Wind and sea were absent the day of my sea trial. As the rain was thick and the inlet distant, I opted to run in the Intracoastal. Our test boat was fitted with three 250 hp Yamaha HPDIs. While the 37 is a lot of boat for outboard power, I was impressed with her performance. Given throttle and a touch of tab, she gets up and goes with dispatch. With a half-load of fuel she began to plane off at about 16 knots (3000 rpm). She runs cleanly at 28.6 knots (3600 rpm). I recorded a maximum speed of 46.6 knots at 5400 rpm with no tab or trim. Twin Volvo diesels with sterndrives are available. Sunseeker suggests a maximum speed of 40 knots with diesel power.
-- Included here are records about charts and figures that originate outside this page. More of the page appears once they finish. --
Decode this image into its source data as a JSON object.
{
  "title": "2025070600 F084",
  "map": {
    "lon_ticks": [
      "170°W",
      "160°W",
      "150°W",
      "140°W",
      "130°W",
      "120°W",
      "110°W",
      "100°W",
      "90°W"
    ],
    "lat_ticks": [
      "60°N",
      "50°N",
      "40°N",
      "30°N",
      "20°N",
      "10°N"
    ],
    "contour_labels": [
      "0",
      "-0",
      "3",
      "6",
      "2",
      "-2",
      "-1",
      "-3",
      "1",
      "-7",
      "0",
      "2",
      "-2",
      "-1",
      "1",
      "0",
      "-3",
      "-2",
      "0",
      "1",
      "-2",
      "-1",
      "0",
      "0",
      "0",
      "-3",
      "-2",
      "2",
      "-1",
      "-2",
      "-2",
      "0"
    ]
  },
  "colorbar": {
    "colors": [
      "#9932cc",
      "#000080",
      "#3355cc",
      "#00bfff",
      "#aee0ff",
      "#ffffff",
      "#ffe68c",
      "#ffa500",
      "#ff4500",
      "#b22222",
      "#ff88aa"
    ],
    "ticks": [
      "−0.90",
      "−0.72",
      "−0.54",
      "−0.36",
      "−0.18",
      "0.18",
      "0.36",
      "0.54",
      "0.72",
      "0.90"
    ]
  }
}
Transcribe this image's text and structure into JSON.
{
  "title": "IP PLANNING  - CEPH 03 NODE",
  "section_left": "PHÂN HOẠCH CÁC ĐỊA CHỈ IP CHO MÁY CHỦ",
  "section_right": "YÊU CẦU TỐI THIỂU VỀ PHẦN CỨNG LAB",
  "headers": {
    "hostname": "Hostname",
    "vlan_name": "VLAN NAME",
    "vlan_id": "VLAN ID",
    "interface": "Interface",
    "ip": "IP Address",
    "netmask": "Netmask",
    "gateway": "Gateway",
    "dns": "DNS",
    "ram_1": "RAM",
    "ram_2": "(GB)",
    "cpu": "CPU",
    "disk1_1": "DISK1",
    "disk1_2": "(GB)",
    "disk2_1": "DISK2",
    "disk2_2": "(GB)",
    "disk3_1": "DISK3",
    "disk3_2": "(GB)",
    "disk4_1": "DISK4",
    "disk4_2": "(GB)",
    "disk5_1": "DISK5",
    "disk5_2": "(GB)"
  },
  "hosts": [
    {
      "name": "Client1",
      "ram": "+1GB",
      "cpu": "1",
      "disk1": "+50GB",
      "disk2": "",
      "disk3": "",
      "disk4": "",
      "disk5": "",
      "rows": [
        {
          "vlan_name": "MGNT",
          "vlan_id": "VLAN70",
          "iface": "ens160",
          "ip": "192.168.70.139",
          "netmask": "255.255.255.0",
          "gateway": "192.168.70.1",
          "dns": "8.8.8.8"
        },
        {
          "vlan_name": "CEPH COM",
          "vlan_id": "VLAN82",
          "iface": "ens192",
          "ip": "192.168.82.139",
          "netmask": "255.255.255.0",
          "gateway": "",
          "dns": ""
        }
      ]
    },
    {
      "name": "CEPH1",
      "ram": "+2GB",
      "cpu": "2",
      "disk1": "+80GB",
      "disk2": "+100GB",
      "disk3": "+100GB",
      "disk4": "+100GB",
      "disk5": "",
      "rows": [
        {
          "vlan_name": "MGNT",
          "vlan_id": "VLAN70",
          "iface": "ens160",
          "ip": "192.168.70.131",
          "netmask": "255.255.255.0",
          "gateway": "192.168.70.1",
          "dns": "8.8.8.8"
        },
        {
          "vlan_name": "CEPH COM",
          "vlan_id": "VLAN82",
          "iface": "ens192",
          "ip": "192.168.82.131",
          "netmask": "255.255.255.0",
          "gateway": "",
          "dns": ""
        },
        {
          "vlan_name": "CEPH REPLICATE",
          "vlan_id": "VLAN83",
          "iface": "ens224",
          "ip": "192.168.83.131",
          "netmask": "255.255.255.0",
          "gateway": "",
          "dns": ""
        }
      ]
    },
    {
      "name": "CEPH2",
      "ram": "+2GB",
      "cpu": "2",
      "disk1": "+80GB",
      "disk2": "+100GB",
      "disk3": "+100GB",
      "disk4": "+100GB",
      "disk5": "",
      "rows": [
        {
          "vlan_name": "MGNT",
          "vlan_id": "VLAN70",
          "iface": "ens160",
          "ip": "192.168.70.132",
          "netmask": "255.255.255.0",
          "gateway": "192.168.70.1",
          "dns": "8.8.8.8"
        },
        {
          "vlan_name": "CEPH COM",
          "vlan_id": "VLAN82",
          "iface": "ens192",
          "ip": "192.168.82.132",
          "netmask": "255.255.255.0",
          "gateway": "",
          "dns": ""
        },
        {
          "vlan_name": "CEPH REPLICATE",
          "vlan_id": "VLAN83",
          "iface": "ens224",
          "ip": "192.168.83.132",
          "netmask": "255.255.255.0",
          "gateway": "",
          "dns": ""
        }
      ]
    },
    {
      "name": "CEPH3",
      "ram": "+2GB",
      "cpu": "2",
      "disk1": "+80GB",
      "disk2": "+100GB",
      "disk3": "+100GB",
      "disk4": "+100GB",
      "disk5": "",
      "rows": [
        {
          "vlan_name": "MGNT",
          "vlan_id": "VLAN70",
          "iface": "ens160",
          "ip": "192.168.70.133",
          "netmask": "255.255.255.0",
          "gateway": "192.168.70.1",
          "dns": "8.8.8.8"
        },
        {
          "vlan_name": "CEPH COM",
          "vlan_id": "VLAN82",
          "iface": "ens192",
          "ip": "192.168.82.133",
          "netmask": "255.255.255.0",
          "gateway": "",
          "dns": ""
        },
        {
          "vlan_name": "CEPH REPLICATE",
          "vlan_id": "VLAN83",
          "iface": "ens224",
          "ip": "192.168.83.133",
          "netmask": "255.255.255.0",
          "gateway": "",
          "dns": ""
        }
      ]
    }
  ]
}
Our test boat was equipped with hydraulic power steering that provided effortless fingertip control. While it was easy on my arms, I personally prefer a bit more feedback. Sunseeker is fine-tuning the system with that in mind. The tightly grouped, racing-style Teleflex Morse controls are a logical choice for the three-engine power package. Her bucket-style helm and companion seating can be rotated for a view aft or configured in a bolster-style position. The console has plenty of space for the Yamaha engine instrumentation and large-screen electronics. A drink box is an arm's length away and can be refrigerated.

The 37 appears to be put together with the same thinking and care as her larger sisters. Her hull bottom is a solid fiberglass laminate composed of stitched multi-directional reinforcement and mat. Longitudinal stringers are supported by transverse bulkheads and floors. Her topsides are cored with end-grain balsa from the waterline up; the foredeck and cockpit sole also are cored with balsa. The hull and deck are bonded with fiberglass and mechanically fastened.

Systems appear robust and neatly installed. There is a main 12-volt DC distribution panel aft, under the cockpit and adjacent to the batteries. A 12-volt DC and 120-volt AC panel in the cabin handle the details, down to a lamp indicating if the waste seacock is open or closed. A single shorepower receptacle and 40-amp battery charger are standard, and there is space for an optional 5kW generator under the cockpit. Fuel is carried in a single aluminum tank, and two-cycle oil reservoirs with remote fills can be topped off on deck.

Fitted with triple 250 hp Yamahas, air-conditioning, a VacuFlush head system and a factory hardtop with outriggers, our test boat priced out at $419,307. If you're thinking about moving-up, down or sideways-toward a large open design, the 37 deserves a test drive.